A majority of the respondents to the survey expect to be spending more money and time on data three years from now than they are at present. Fortunately, a majority believe that their return on investment in this area will increase over those three years. In the words of Dan Shoenholz, managing director of Parthenon-EY Strategy Services, Ernst & Young LLP, “We’ve seen a lot of investment in the last few years in costly infrastructure to enable data analytics … and we’re on the cusp of seeing more activity in the integration and utilization of this information.”
Does one hand know what the other hand knows? This is one problem discussed in the white paper: an organization receives data from a lot of different directions, into a number of different internal organs, with different formats, collected for different purposes.
The Greatest Difficulties
Surveyors asked the asset managers what they thought were the three greatest difficulties on getting and sharing data. The graph below shows the percentage of respondents who listed each of the listed problems as one of those top three.

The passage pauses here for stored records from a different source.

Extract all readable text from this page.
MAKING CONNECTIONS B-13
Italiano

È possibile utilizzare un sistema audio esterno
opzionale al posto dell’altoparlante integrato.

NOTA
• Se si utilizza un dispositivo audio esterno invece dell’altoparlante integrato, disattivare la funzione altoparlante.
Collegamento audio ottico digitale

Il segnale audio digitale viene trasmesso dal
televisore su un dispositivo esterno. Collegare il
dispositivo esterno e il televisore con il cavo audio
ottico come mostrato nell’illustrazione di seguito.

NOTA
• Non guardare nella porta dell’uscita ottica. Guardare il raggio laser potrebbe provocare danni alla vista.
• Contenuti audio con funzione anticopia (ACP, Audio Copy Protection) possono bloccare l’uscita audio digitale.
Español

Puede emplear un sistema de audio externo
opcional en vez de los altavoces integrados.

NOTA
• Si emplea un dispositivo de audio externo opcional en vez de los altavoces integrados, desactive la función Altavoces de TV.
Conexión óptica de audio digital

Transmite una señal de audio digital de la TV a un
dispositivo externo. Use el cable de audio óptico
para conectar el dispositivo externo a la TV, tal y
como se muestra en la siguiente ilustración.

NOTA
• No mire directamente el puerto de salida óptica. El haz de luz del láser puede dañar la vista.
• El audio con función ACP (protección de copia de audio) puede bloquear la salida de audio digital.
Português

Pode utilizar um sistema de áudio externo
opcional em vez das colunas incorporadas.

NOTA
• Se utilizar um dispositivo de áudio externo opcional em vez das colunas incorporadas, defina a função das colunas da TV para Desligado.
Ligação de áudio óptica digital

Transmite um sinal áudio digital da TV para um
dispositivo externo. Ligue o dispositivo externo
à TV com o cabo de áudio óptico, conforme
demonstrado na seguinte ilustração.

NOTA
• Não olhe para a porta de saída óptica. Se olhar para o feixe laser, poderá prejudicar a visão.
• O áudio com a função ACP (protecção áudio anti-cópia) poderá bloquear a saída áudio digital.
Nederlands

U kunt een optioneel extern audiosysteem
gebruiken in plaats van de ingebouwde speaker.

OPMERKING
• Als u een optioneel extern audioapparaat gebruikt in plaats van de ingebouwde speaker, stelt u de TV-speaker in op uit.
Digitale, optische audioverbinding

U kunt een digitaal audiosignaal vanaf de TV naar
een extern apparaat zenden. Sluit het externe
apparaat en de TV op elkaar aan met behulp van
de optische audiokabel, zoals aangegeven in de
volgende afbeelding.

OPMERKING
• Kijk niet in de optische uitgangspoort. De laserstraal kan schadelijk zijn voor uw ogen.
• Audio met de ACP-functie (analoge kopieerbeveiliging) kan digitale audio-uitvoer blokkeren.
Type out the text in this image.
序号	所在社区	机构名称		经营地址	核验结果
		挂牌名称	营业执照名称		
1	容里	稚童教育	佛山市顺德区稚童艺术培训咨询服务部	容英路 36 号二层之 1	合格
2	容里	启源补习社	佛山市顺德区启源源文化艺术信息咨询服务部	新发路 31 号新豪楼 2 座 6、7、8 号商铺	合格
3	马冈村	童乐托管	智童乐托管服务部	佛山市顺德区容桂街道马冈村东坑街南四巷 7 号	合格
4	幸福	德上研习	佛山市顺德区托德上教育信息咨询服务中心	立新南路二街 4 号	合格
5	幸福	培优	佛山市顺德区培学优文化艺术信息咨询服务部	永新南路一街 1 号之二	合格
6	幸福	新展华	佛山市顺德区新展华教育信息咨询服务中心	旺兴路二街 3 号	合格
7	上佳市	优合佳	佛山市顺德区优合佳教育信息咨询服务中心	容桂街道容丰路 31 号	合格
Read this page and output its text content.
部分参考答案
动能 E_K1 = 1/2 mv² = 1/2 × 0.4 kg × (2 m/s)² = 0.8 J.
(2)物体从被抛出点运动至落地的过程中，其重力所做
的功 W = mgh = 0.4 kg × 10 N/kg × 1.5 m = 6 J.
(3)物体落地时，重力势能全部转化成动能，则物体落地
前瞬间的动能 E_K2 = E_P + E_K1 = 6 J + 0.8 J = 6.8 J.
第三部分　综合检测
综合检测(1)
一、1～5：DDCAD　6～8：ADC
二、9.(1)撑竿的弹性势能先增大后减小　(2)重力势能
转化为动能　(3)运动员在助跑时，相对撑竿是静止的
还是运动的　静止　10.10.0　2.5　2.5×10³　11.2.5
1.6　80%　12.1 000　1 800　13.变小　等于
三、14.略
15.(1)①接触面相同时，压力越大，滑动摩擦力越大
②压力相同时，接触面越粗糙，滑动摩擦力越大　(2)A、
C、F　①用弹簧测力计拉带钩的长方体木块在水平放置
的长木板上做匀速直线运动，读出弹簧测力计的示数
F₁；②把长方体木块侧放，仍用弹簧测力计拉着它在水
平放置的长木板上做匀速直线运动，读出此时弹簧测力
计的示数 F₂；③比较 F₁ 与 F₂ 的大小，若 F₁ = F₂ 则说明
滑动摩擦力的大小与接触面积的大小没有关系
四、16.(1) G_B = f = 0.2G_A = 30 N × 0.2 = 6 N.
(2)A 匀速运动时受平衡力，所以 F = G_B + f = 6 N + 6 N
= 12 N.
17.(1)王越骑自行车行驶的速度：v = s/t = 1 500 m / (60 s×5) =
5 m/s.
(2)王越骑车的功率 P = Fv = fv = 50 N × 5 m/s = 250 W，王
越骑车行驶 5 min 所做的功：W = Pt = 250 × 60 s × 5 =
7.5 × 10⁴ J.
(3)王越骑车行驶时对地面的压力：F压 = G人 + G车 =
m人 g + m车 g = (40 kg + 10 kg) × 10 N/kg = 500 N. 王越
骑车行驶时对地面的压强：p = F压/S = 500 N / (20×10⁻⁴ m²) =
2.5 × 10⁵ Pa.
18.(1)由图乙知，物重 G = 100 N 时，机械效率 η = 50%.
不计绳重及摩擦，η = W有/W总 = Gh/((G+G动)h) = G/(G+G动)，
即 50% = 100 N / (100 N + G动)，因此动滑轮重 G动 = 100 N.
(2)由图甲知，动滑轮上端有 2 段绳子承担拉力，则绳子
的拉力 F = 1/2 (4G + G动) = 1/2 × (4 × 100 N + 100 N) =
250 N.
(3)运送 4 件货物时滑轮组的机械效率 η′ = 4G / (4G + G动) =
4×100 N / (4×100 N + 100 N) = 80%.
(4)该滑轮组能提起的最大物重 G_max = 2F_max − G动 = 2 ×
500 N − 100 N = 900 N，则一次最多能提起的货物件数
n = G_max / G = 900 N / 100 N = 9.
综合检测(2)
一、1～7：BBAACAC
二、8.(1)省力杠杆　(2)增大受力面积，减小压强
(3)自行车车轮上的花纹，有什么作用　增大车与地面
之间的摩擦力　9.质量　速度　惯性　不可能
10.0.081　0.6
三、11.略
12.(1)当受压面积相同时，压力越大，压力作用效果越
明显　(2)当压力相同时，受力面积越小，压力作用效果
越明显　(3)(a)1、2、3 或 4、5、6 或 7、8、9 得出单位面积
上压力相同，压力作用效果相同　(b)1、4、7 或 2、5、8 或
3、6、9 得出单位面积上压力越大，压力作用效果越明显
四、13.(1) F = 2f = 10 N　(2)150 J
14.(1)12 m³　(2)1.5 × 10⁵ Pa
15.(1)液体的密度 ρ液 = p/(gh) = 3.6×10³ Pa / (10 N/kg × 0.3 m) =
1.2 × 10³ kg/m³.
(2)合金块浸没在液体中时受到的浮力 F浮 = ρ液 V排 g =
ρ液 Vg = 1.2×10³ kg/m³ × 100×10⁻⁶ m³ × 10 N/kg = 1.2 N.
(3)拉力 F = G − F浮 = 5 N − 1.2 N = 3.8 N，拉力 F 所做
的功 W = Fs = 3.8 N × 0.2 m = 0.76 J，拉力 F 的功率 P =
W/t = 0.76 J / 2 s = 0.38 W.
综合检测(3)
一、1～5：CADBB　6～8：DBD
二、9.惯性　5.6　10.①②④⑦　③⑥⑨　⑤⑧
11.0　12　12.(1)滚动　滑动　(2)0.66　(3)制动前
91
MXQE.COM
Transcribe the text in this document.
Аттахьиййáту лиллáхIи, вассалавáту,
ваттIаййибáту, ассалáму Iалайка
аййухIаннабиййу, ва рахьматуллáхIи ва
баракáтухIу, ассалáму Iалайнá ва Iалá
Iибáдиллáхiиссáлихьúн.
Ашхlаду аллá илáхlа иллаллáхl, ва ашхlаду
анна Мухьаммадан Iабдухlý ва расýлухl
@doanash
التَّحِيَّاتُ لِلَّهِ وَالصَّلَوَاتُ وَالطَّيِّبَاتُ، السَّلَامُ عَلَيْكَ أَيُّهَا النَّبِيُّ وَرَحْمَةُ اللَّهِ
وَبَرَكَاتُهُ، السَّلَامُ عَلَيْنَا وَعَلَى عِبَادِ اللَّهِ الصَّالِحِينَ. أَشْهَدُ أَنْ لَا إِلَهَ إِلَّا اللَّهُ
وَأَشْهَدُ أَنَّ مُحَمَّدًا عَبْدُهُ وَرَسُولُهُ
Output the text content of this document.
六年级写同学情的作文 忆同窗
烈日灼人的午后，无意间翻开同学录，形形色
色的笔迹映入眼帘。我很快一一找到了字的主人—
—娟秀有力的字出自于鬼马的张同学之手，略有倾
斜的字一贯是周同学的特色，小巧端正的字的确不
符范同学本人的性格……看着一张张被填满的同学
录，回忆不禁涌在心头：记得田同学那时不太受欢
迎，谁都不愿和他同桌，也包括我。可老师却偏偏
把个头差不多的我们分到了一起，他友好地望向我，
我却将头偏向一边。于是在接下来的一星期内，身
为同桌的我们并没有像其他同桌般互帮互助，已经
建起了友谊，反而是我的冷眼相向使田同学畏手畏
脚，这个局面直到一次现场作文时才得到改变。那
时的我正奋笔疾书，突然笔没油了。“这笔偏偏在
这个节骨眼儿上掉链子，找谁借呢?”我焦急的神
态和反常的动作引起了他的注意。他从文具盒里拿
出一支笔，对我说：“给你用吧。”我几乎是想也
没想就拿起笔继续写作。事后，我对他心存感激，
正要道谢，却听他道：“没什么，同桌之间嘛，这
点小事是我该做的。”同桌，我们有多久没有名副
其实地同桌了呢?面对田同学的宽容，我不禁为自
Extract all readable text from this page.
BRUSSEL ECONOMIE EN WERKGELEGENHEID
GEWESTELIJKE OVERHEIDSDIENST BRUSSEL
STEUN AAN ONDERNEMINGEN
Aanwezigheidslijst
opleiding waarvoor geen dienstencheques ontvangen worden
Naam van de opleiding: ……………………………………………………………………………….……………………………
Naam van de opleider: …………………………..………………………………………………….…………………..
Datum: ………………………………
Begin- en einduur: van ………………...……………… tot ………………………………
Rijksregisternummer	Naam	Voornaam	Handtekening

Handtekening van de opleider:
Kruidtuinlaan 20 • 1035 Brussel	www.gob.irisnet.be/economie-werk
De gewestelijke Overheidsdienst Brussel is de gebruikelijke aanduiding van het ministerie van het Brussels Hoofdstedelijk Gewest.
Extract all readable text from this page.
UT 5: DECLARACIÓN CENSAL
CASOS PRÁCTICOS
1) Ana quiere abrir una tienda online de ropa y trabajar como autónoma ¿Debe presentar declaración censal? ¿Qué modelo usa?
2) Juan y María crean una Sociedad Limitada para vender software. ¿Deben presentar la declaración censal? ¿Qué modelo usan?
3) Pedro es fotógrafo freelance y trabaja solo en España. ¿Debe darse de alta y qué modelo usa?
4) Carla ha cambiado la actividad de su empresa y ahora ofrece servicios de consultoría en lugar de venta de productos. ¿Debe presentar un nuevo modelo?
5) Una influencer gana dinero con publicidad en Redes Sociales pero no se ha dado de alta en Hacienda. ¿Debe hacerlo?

Where there is a problem, there is a market. The white paper quotes Neal Pawar, principal and chief technology officer at AQR Capital Management, thus: “The way we scrub data is not proprietary – the secret sauce is in the models, not in our ability to parse Bloomberg data feeds. So the idea of a custodian or transfer agent or some independent third party providing this as a service resonates tremendously with most of us in the industry.”
Still, a firm cannot contract out its core responsibilities. The question remains: who within the firm provides the necessary leadership? The survey displays a “dispersion of responsibility,” a confusion on this point. Companies that do have strong leadership on the issue of data, then, have an important competitive advantage. Those that don’t have such leadership: have a problem.